Book description
For more than fifty years scientists have been concerned with the
interrelationships of Earth and life. Over the past decade, however,
geobiology, the name given to this interdisciplinary endeavour, has
emerged as an exciting and rapidly expanding field, fuelled by advances
in molecular phylogeny, a new microbial ecology made possible by the
molecular revolution, increasingly sophisticated new techniques for
imaging and determining chemical compositions of solids on nanometer
scales, the development of non-traditional stable isotope analyses,
Earth systems science and Earth system history, and accelerating
exploration of other planets within and beyond our solar system.
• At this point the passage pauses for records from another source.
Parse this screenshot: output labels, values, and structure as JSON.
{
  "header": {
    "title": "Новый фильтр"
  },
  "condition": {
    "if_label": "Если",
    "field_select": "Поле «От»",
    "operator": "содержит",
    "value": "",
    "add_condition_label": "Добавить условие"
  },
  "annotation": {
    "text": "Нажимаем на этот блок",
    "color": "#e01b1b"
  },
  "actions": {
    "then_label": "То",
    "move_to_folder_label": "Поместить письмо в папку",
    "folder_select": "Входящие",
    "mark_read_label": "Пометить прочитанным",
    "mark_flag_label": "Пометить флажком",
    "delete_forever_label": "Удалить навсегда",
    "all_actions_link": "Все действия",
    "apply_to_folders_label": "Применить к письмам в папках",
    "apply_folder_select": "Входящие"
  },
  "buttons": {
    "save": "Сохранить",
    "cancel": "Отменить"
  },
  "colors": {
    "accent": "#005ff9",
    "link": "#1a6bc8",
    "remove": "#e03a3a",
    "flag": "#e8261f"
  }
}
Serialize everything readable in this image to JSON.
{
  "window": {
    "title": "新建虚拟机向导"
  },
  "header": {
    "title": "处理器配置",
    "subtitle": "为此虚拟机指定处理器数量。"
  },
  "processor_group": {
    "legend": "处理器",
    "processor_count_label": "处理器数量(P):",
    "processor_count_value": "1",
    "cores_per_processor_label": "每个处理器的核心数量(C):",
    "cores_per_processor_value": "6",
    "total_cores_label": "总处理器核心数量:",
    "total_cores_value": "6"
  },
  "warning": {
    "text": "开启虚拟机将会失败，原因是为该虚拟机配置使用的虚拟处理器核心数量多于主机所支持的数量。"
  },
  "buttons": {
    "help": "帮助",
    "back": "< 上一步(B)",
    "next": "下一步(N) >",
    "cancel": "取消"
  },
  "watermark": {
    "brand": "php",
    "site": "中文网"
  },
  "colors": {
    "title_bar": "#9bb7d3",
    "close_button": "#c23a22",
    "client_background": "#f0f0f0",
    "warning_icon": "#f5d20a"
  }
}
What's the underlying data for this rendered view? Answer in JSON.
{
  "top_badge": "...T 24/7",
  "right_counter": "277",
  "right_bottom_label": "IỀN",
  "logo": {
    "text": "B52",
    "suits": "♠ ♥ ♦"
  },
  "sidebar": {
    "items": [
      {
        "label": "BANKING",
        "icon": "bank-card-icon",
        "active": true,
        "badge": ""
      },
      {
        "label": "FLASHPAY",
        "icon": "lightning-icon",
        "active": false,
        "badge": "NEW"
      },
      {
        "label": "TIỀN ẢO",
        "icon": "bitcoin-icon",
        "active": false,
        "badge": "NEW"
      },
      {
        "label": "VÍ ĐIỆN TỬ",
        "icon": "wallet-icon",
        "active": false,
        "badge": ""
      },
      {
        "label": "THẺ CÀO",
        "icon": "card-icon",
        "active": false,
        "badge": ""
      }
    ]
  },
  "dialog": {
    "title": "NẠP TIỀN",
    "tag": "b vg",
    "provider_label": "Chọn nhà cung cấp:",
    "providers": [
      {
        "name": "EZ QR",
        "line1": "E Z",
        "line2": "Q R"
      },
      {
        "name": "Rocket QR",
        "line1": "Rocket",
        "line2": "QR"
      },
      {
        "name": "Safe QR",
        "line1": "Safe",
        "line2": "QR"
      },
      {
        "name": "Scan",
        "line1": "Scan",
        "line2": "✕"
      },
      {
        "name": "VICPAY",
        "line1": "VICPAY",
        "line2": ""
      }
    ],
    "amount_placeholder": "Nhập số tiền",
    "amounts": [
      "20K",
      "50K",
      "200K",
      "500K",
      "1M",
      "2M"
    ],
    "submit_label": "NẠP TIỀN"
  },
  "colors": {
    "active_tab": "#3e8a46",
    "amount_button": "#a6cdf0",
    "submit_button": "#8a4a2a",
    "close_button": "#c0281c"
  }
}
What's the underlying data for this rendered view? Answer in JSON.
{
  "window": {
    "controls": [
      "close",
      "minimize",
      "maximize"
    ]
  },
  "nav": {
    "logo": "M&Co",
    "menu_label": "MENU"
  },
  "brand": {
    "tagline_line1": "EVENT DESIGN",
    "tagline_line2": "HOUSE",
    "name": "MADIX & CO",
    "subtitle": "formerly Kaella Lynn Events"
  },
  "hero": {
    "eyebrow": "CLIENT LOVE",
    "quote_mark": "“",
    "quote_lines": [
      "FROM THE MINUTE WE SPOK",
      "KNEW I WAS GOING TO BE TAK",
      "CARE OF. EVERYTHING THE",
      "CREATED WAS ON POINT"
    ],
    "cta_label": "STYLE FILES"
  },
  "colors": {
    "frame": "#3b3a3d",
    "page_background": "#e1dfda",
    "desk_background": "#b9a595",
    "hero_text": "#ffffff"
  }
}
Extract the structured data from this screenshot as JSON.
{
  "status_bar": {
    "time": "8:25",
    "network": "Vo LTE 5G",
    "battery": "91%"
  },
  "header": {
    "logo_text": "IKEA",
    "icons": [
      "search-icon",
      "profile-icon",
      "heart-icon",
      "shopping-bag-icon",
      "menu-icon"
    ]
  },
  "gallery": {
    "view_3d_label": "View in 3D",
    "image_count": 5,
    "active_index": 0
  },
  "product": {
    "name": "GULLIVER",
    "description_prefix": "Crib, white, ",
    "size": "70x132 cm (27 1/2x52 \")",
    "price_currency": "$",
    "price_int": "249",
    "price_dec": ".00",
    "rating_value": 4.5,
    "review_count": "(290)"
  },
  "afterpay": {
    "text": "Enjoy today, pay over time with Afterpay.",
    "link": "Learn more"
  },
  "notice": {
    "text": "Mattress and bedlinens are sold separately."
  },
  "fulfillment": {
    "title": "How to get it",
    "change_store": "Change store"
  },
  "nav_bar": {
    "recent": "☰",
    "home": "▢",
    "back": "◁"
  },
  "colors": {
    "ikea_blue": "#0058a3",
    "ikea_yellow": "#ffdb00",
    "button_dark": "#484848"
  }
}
Geobiology has many faces: there is the microbial weathering of
minerals, bacterial and skeletal biomineralization, the roles of
autotrophic and heterotrophic metabolisms in elemental cycling, the
redox history in the oceans and its relationship to evolution and the
origin of life itself..
This book is the first to set out a coherent set of principles that
underpin geobiology, and will act as a foundational text that will
speed the dissemination of those principles. The chapters have been
carefully chosen to provide intellectually rich but concise summaries
of key topics, and each has been written by one or more of the leading
scientists in that field..
Fundamentals of Geobiology is aimed at advanced undergraduates
and graduates in the Earth and biological sciences, and to the growing
number of scientists worldwide who have an interest in this burgeoning
new discipline.
Additional resources for this book can be found at:
http://www.
wiley. com/go/knoll/geobiology.
Andrew H. Knoll
is the Fisher Professor of Natural History at Harvard University. A
paleontologist by training, he has worked for three decades to
understand the environmental history of Earth and, more recently, Mars.
Knoll is a member of the U. S. National Academy of Sciences.
Donald E. Canfield is Professor of Ecology at the University of
Southern Denmark and Director of the Nordic Center for Earth Evolution
(NordCEE). Canfield uses the study of modern microbes and microbial
ecosystems to understand the evolution of Earth surface chemistry and
biology through time. Canfield is a member of the U. S. National
Academy of Sciences.
Kurt O. Konhauser is a Professor of Geomicrobiology at the
University of Alberta. He is Editor-in-Chief for the journal,
Geobiology, and author of the textbook, Introduction to
Geomicrobiology. His research focuses on metal-mineral-microbe
interactions in both modern and ancient environments.